Biographie de l'auteur :
Pelham Grenville Wodehouse (always known as ‘Plum’) wrote about seventy novels and some three hundred short stories over seventy-three years. He is widely recognised as the greatest 20th-century writer of humour in the English language.
Perhaps best known for the escapades of Bertie Wooster and Jeeves, Wodehouse also created the world of Blandings Castle, home to Lord Emsworth and his cherished pig, the Empress of Blandings. His stories include gems concerning the irrepressible and disreputable Ukridge; Psmith, the elegant socialist; the ever-so-slightly-unscrupulous Fifth Earl of Ickenham, better known as Uncle Fred; and those related by Mr Mulliner, the charming raconteur of The Angler’s Rest, and the Oldest Member at the Golf Club.
In 1936 he was awarded the Mark Twain Prize for ‘having made an outstanding and lasting contribution to the happiness of the world’. He was made a Doctor of Letters by Oxford University in 1939 and in 1975, aged ninety-three, he was knighted by Queen Elizabeth II. He died shortly afterwards, on St Valentine’s Day.
Quatrième de couverture :
Wodehouse revisits favourite places and characters in this gentle late comedy of crossed wires, pining lovers and overbearing dowagers.
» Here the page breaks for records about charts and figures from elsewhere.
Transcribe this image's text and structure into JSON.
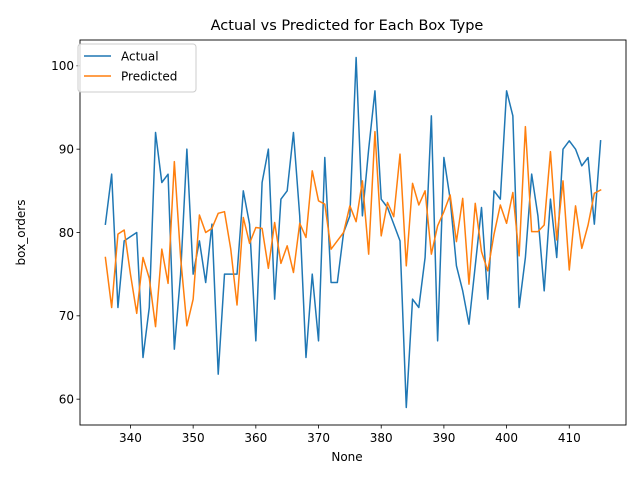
{
  "chart_data": {
    "type": "line",
    "title": "Actual vs Predicted for Each Box Type",
    "xlabel": "None",
    "ylabel": "box_orders",
    "xlim": [
      331.95,
      419.05
    ],
    "ylim": [
      56.9,
      103.1
    ],
    "xticks": [
      340,
      350,
      360,
      370,
      380,
      390,
      400,
      410
    ],
    "yticks": [
      60,
      70,
      80,
      90,
      100
    ],
    "grid": false,
    "legend": "top-left",
    "x": [
      336,
      337,
      338,
      339,
      340,
      341,
      342,
      343,
      344,
      345,
      346,
      347,
      348,
      349,
      350,
      351,
      352,
      353,
      354,
      355,
      356,
      357,
      358,
      359,
      360,
      361,
      362,
      363,
      364,
      365,
      366,
      367,
      368,
      369,
      370,
      371,
      372,
      373,
      374,
      375,
      376,
      377,
      378,
      379,
      380,
      381,
      382,
      383,
      384,
      385,
      386,
      387,
      388,
      389,
      390,
      391,
      392,
      393,
      394,
      395,
      396,
      397,
      398,
      399,
      400,
      401,
      402,
      403,
      404,
      405,
      406,
      407,
      408,
      409,
      410,
      411,
      412,
      413,
      414,
      415
    ],
    "series": [
      {
        "name": "Actual",
        "color": "#1f77b4",
        "values": [
          81,
          87,
          71,
          79,
          79.5,
          80,
          65,
          71,
          92,
          86,
          87,
          66,
          75,
          90,
          75,
          79,
          74,
          81,
          63,
          75,
          75,
          75,
          85,
          81,
          67,
          86,
          90,
          72,
          84,
          85,
          92,
          82,
          65,
          75,
          67,
          89,
          74,
          74,
          80,
          82,
          101,
          82,
          90,
          97,
          84,
          83,
          81,
          79,
          59,
          72,
          71,
          77,
          94,
          67,
          89,
          84,
          76,
          73,
          69,
          76,
          83,
          72,
          85,
          84,
          97,
          94,
          71,
          77,
          87,
          82,
          73,
          84,
          77,
          90,
          91,
          90,
          88,
          89,
          81,
          91
        ]
      },
      {
        "name": "Predicted",
        "color": "#ff7f0e",
        "values": [
          77,
          71,
          79.8,
          80.3,
          75,
          70.3,
          77,
          74.5,
          68.7,
          78,
          73.9,
          88.5,
          77,
          68.8,
          72,
          82.1,
          80,
          80.5,
          82.3,
          82.5,
          78,
          71.3,
          81.8,
          78.7,
          80.6,
          80.5,
          75.7,
          81.2,
          76.3,
          78.4,
          75.2,
          81.1,
          79.4,
          87.4,
          83.8,
          83.4,
          78,
          79,
          80,
          83.2,
          81.3,
          86.2,
          77.4,
          92.1,
          79.6,
          83.6,
          81.9,
          89.4,
          76,
          85.9,
          83.3,
          85,
          77.4,
          80.8,
          82.5,
          84.5,
          78.9,
          84.1,
          73.8,
          83.5,
          77.7,
          75.4,
          79.8,
          83.3,
          81.1,
          84.8,
          77.2,
          92.7,
          80.1,
          80.1,
          80.9,
          89.7,
          79.1,
          86.2,
          75.5,
          83.2,
          78.1,
          80.9,
          84.7,
          85.1
        ]
      }
    ]
  }
}
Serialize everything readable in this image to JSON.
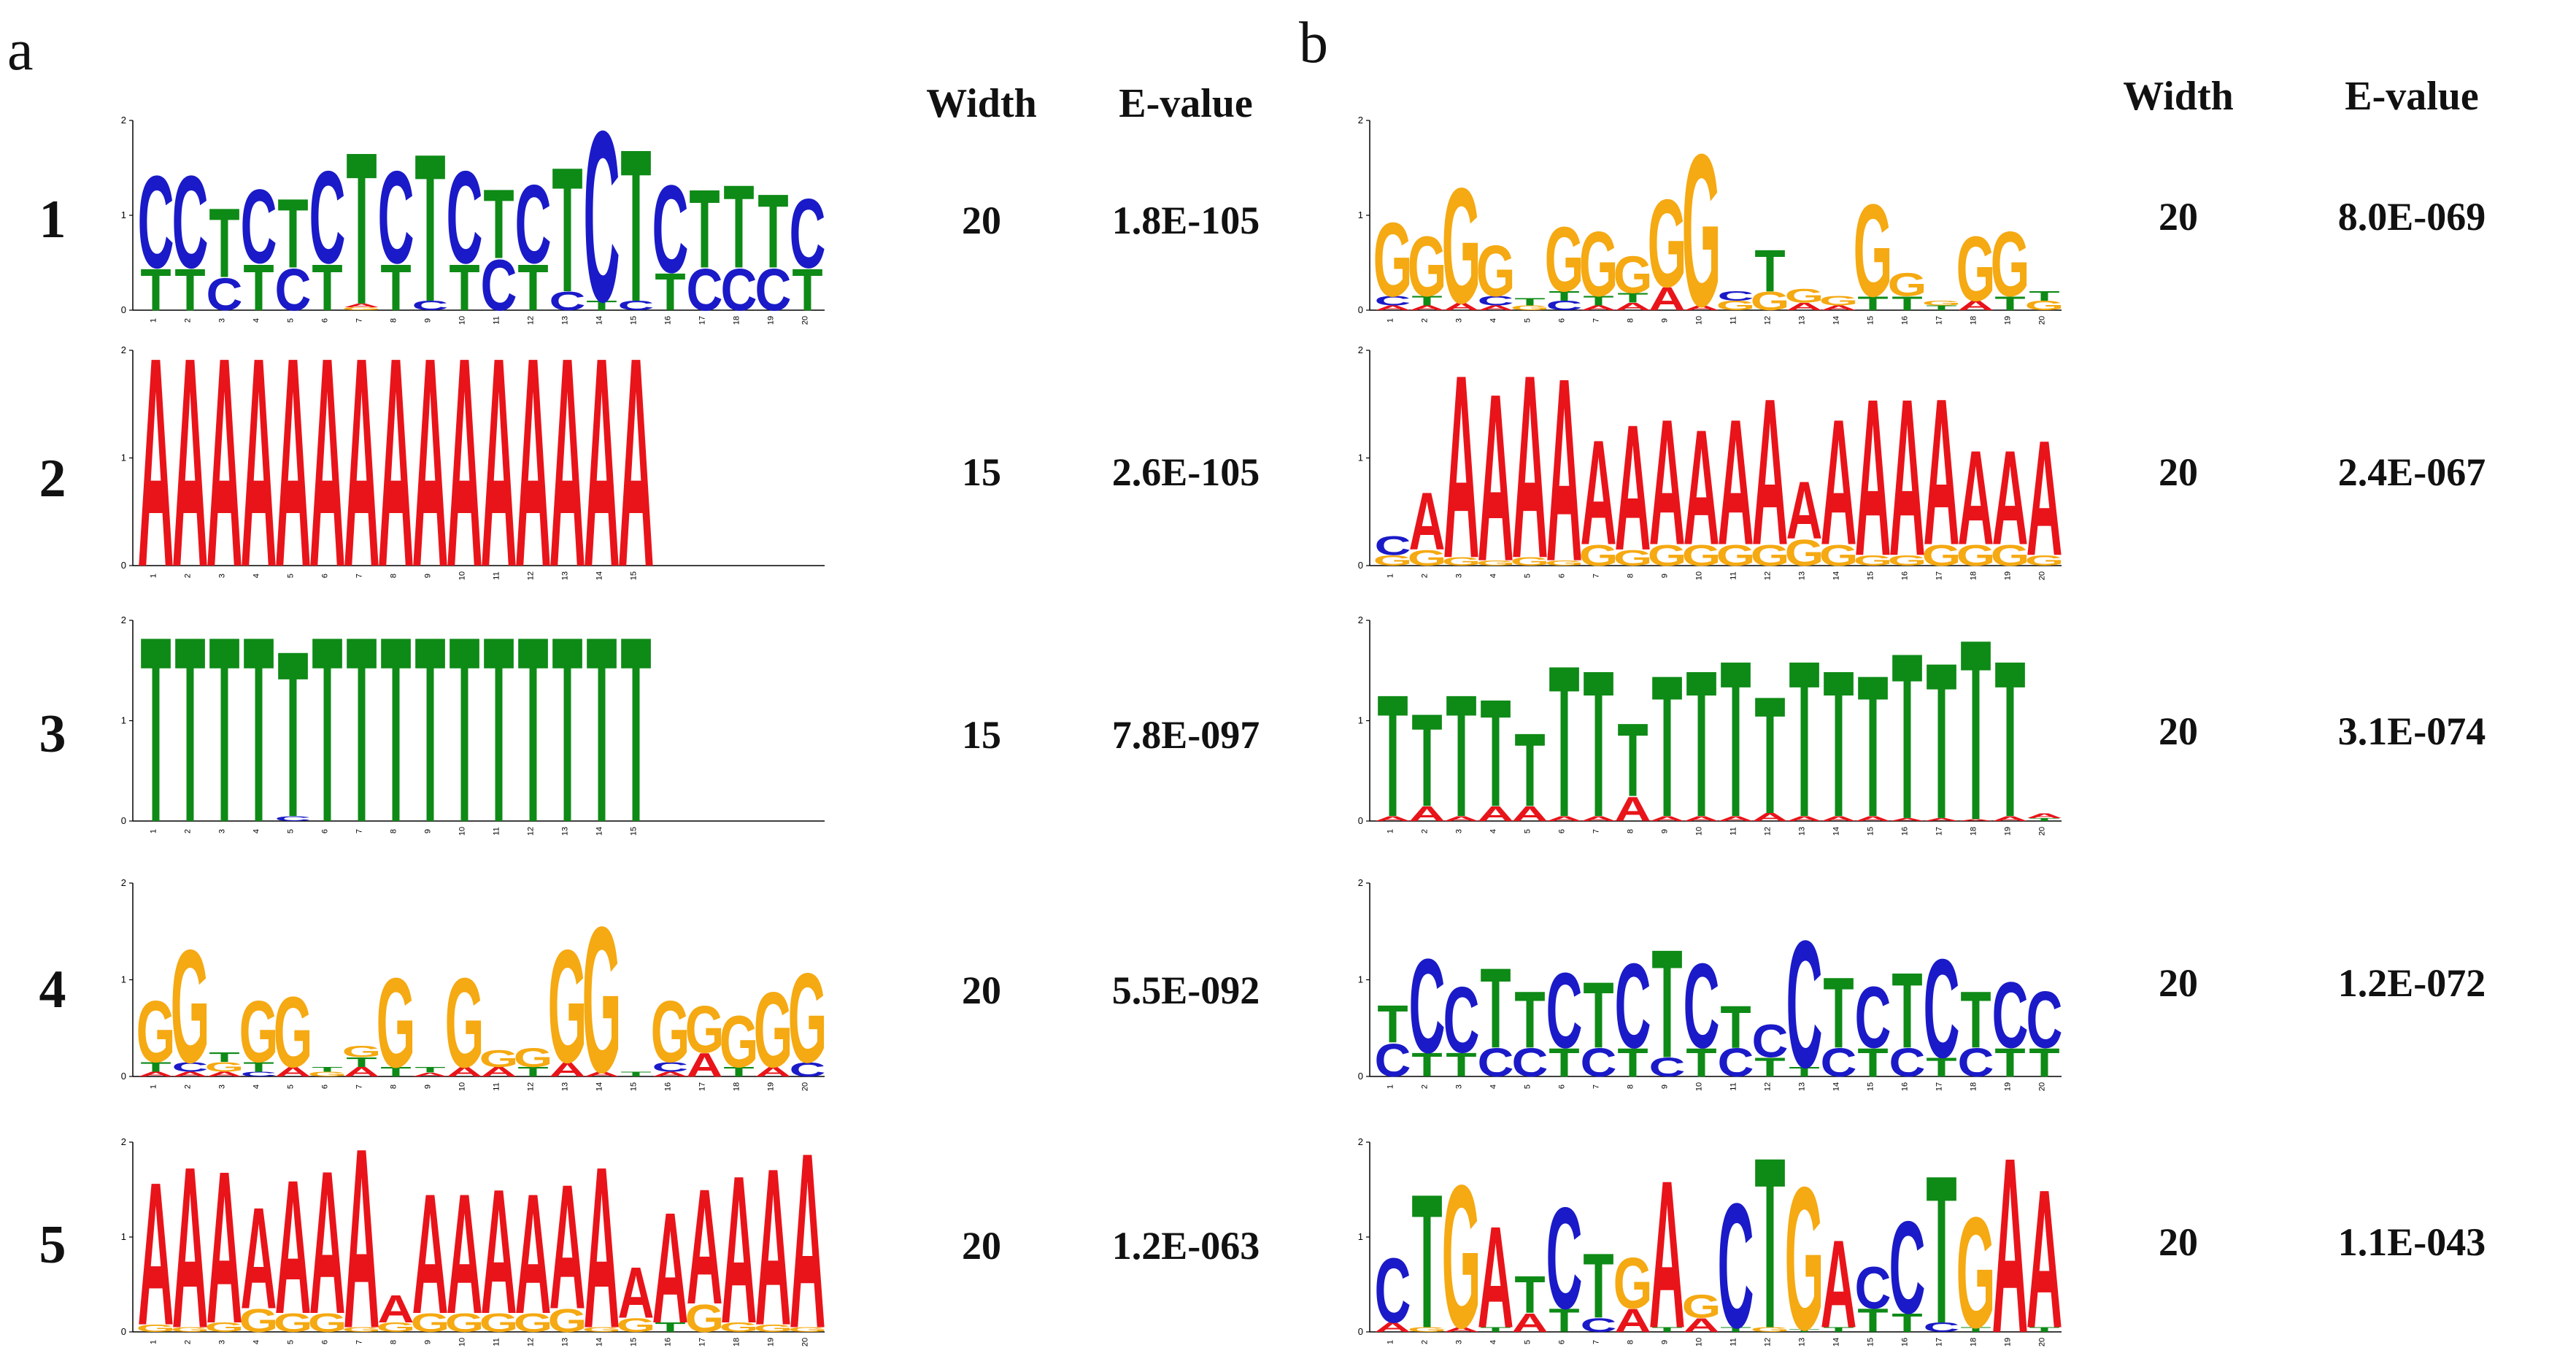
{
  "panels": [
    {
      "label": "a",
      "headers": {
        "width": "Width",
        "evalue": "E-value"
      },
      "motifs": [
        {
          "number": "1",
          "width": "20",
          "evalue": "1.8E-105",
          "positions": [
            {
              "C": 1.0,
              "T": 0.45
            },
            {
              "C": 1.0,
              "T": 0.45
            },
            {
              "T": 0.75,
              "C": 0.35
            },
            {
              "C": 0.8,
              "T": 0.5
            },
            {
              "T": 0.75,
              "C": 0.45
            },
            {
              "C": 1.0,
              "T": 0.5
            },
            {
              "T": 1.65,
              "A": 0.04,
              "G": 0.03
            },
            {
              "C": 1.0,
              "T": 0.5
            },
            {
              "T": 1.6,
              "C": 0.1
            },
            {
              "C": 1.0,
              "T": 0.5
            },
            {
              "T": 0.75,
              "C": 0.55
            },
            {
              "C": 0.85,
              "T": 0.5
            },
            {
              "T": 1.35,
              "C": 0.2
            },
            {
              "C": 1.85,
              "T": 0.1
            },
            {
              "T": 1.65,
              "C": 0.1
            },
            {
              "C": 0.95,
              "T": 0.4
            },
            {
              "T": 0.85,
              "C": 0.45
            },
            {
              "T": 0.9,
              "C": 0.45
            },
            {
              "T": 0.8,
              "C": 0.45
            },
            {
              "C": 0.75,
              "T": 0.45
            }
          ]
        },
        {
          "number": "2",
          "width": "15",
          "evalue": "2.6E-105",
          "positions": [
            {
              "A": 2.0
            },
            {
              "A": 2.0
            },
            {
              "A": 2.0
            },
            {
              "A": 2.0
            },
            {
              "A": 2.0
            },
            {
              "A": 2.0
            },
            {
              "A": 2.0
            },
            {
              "A": 2.0
            },
            {
              "A": 2.0
            },
            {
              "A": 2.0
            },
            {
              "A": 2.0
            },
            {
              "A": 2.0
            },
            {
              "A": 2.0
            },
            {
              "A": 2.0
            },
            {
              "A": 2.0
            }
          ]
        },
        {
          "number": "3",
          "width": "15",
          "evalue": "7.8E-097",
          "positions": [
            {
              "T": 1.9
            },
            {
              "T": 1.9
            },
            {
              "T": 1.9
            },
            {
              "T": 1.9
            },
            {
              "T": 1.7,
              "C": 0.05
            },
            {
              "T": 1.9
            },
            {
              "T": 1.9
            },
            {
              "T": 1.9
            },
            {
              "T": 1.9
            },
            {
              "T": 1.9
            },
            {
              "T": 1.9
            },
            {
              "T": 1.9
            },
            {
              "T": 1.9
            },
            {
              "T": 1.9
            },
            {
              "T": 1.9
            }
          ]
        },
        {
          "number": "4",
          "width": "20",
          "evalue": "5.5E-092",
          "positions": [
            {
              "G": 0.65,
              "T": 0.1,
              "A": 0.05
            },
            {
              "G": 1.2,
              "C": 0.1,
              "A": 0.05
            },
            {
              "G": 0.1,
              "T": 0.1,
              "A": 0.05
            },
            {
              "G": 0.65,
              "T": 0.1,
              "C": 0.05
            },
            {
              "G": 0.75,
              "A": 0.1
            },
            {
              "G": 0.05,
              "T": 0.05
            },
            {
              "G": 0.12,
              "A": 0.1,
              "T": 0.1
            },
            {
              "G": 0.95,
              "T": 0.1
            },
            {
              "T": 0.06,
              "A": 0.04
            },
            {
              "G": 0.95,
              "A": 0.1
            },
            {
              "G": 0.18,
              "A": 0.1
            },
            {
              "G": 0.2,
              "T": 0.1
            },
            {
              "G": 1.2,
              "A": 0.15
            },
            {
              "G": 1.55,
              "A": 0.05
            },
            {
              "T": 0.05
            },
            {
              "G": 0.65,
              "C": 0.1,
              "A": 0.05
            },
            {
              "G": 0.5,
              "A": 0.25
            },
            {
              "G": 0.55,
              "T": 0.1
            },
            {
              "G": 0.8,
              "A": 0.1
            },
            {
              "G": 0.95,
              "C": 0.15
            }
          ]
        },
        {
          "number": "5",
          "width": "20",
          "evalue": "1.2E-063",
          "positions": [
            {
              "A": 1.55,
              "G": 0.08
            },
            {
              "A": 1.75,
              "G": 0.05
            },
            {
              "A": 1.65,
              "G": 0.1
            },
            {
              "A": 1.1,
              "G": 0.25
            },
            {
              "A": 1.45,
              "G": 0.2
            },
            {
              "A": 1.55,
              "G": 0.2
            },
            {
              "A": 1.95,
              "G": 0.05
            },
            {
              "A": 0.3,
              "G": 0.1
            },
            {
              "A": 1.3,
              "G": 0.2
            },
            {
              "A": 1.3,
              "G": 0.2
            },
            {
              "A": 1.35,
              "G": 0.2
            },
            {
              "A": 1.3,
              "G": 0.2
            },
            {
              "A": 1.35,
              "G": 0.25
            },
            {
              "A": 1.75,
              "G": 0.05
            },
            {
              "A": 0.55,
              "G": 0.15
            },
            {
              "A": 1.2,
              "T": 0.1
            },
            {
              "A": 1.25,
              "G": 0.3
            },
            {
              "A": 1.6,
              "G": 0.1
            },
            {
              "A": 1.7,
              "G": 0.08
            },
            {
              "A": 1.9,
              "G": 0.05
            }
          ]
        }
      ]
    },
    {
      "label": "b",
      "headers": {
        "width": "Width",
        "evalue": "E-value"
      },
      "motifs": [
        {
          "number": "1",
          "width": "20",
          "evalue": "8.0E-069",
          "positions": [
            {
              "G": 0.8,
              "C": 0.1,
              "A": 0.05
            },
            {
              "G": 0.65,
              "T": 0.1,
              "A": 0.05
            },
            {
              "G": 1.25,
              "A": 0.08
            },
            {
              "G": 0.55,
              "C": 0.1,
              "A": 0.05
            },
            {
              "T": 0.08,
              "G": 0.05
            },
            {
              "G": 0.7,
              "C": 0.1,
              "T": 0.1
            },
            {
              "G": 0.7,
              "T": 0.1,
              "A": 0.05
            },
            {
              "G": 0.4,
              "T": 0.1,
              "A": 0.08
            },
            {
              "G": 0.95,
              "A": 0.25
            },
            {
              "G": 1.65,
              "A": 0.05
            },
            {
              "G": 0.1,
              "C": 0.1
            },
            {
              "T": 0.45,
              "G": 0.2
            },
            {
              "G": 0.15,
              "A": 0.08
            },
            {
              "G": 0.1,
              "A": 0.05
            },
            {
              "G": 1.0,
              "T": 0.15
            },
            {
              "G": 0.25,
              "T": 0.15
            },
            {
              "T": 0.05,
              "G": 0.05
            },
            {
              "G": 0.7,
              "A": 0.1
            },
            {
              "G": 0.7,
              "T": 0.15
            },
            {
              "G": 0.1,
              "T": 0.1
            }
          ]
        },
        {
          "number": "2",
          "width": "20",
          "evalue": "2.4E-067",
          "positions": [
            {
              "C": 0.18,
              "G": 0.1
            },
            {
              "A": 0.55,
              "G": 0.15
            },
            {
              "A": 1.75,
              "G": 0.08
            },
            {
              "A": 1.6,
              "G": 0.05
            },
            {
              "A": 1.75,
              "G": 0.08
            },
            {
              "A": 1.75,
              "G": 0.05
            },
            {
              "A": 1.0,
              "G": 0.2
            },
            {
              "A": 1.2,
              "G": 0.15
            },
            {
              "A": 1.2,
              "G": 0.2
            },
            {
              "A": 1.1,
              "G": 0.2
            },
            {
              "A": 1.2,
              "G": 0.2
            },
            {
              "A": 1.4,
              "G": 0.2
            },
            {
              "A": 0.55,
              "G": 0.25
            },
            {
              "A": 1.2,
              "G": 0.2
            },
            {
              "A": 1.5,
              "G": 0.1
            },
            {
              "A": 1.5,
              "G": 0.1
            },
            {
              "A": 1.4,
              "G": 0.2
            },
            {
              "A": 0.9,
              "G": 0.2
            },
            {
              "A": 0.9,
              "G": 0.2
            },
            {
              "A": 1.1,
              "G": 0.1
            }
          ]
        },
        {
          "number": "3",
          "width": "20",
          "evalue": "3.1E-074",
          "positions": [
            {
              "T": 1.25,
              "A": 0.05
            },
            {
              "T": 0.95,
              "A": 0.15
            },
            {
              "T": 1.25,
              "A": 0.05
            },
            {
              "T": 1.1,
              "A": 0.15
            },
            {
              "T": 0.75,
              "A": 0.15
            },
            {
              "T": 1.55,
              "A": 0.05
            },
            {
              "T": 1.5,
              "A": 0.05
            },
            {
              "T": 0.75,
              "A": 0.25
            },
            {
              "T": 1.45,
              "A": 0.05
            },
            {
              "T": 1.5,
              "A": 0.05
            },
            {
              "T": 1.6,
              "A": 0.05
            },
            {
              "T": 1.2,
              "A": 0.08
            },
            {
              "T": 1.6,
              "A": 0.05
            },
            {
              "T": 1.5,
              "A": 0.05
            },
            {
              "T": 1.45,
              "A": 0.05
            },
            {
              "T": 1.7,
              "A": 0.03
            },
            {
              "T": 1.6,
              "A": 0.03
            },
            {
              "T": 1.85,
              "A": 0.02
            },
            {
              "T": 1.6,
              "A": 0.05
            },
            {
              "A": 0.05,
              "T": 0.03
            }
          ]
        },
        {
          "number": "4",
          "width": "20",
          "evalue": "1.2E-072",
          "positions": [
            {
              "T": 0.4,
              "C": 0.35
            },
            {
              "C": 1.0,
              "T": 0.25
            },
            {
              "C": 0.7,
              "T": 0.25
            },
            {
              "T": 0.85,
              "C": 0.3
            },
            {
              "T": 0.6,
              "C": 0.3
            },
            {
              "C": 0.8,
              "T": 0.3
            },
            {
              "T": 0.7,
              "C": 0.3
            },
            {
              "C": 0.9,
              "T": 0.3
            },
            {
              "T": 1.15,
              "C": 0.2
            },
            {
              "C": 0.9,
              "T": 0.3
            },
            {
              "T": 0.45,
              "C": 0.3
            },
            {
              "C": 0.35,
              "T": 0.2
            },
            {
              "C": 1.35,
              "T": 0.1
            },
            {
              "T": 0.75,
              "C": 0.3
            },
            {
              "C": 0.65,
              "T": 0.3
            },
            {
              "T": 0.8,
              "C": 0.3
            },
            {
              "C": 1.05,
              "T": 0.2
            },
            {
              "T": 0.6,
              "C": 0.3
            },
            {
              "C": 0.7,
              "T": 0.3
            },
            {
              "C": 0.6,
              "T": 0.3
            }
          ]
        },
        {
          "number": "5",
          "width": "20",
          "evalue": "1.1E-043",
          "positions": [
            {
              "C": 0.7,
              "A": 0.1
            },
            {
              "T": 1.45,
              "G": 0.05
            },
            {
              "G": 1.55,
              "A": 0.05
            },
            {
              "A": 1.1,
              "T": 0.05
            },
            {
              "T": 0.4,
              "A": 0.2
            },
            {
              "C": 1.1,
              "T": 0.25
            },
            {
              "T": 0.7,
              "C": 0.15
            },
            {
              "G": 0.55,
              "A": 0.25
            },
            {
              "A": 1.6,
              "T": 0.05
            },
            {
              "G": 0.25,
              "A": 0.15
            },
            {
              "C": 1.35,
              "T": 0.05
            },
            {
              "T": 1.85,
              "G": 0.05
            },
            {
              "G": 1.55,
              "T": 0.03
            },
            {
              "A": 0.95,
              "T": 0.05
            },
            {
              "C": 0.45,
              "T": 0.25
            },
            {
              "C": 1.0,
              "T": 0.2
            },
            {
              "T": 1.6,
              "C": 0.1
            },
            {
              "G": 1.2,
              "T": 0.05
            },
            {
              "A": 1.9
            },
            {
              "A": 1.5,
              "T": 0.05
            }
          ]
        }
      ]
    }
  ],
  "colors": {
    "A": "#e8141a",
    "C": "#1a1ac8",
    "G": "#f5a912",
    "T": "#0e8a16"
  },
  "axis_ticks": [
    "0",
    "1",
    "2"
  ]
}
In possession of a mansion but no money to keep it up or marry his sweetheart, Sandy Callender, Sam Bagshott turns to Galahad Threepwood for assistance. So what could be more natural than for Galahad to help by smuggling Sam under an assumed name into Blandings Castle, where Sandy just happens to be working as Lord Emsworth's secretary? Lord Emsworth, meanwhile, is fighting off the attentions of the forbidding Dame Daphne Winkworth whom his bossy sister, Hermione Wedge, wants him to marry. In the end, Lord Emsworth escapes the doom of matrimony and Sam gets his girl, but only after a delightful tangle of Wodehousian muddles and misunderstandings.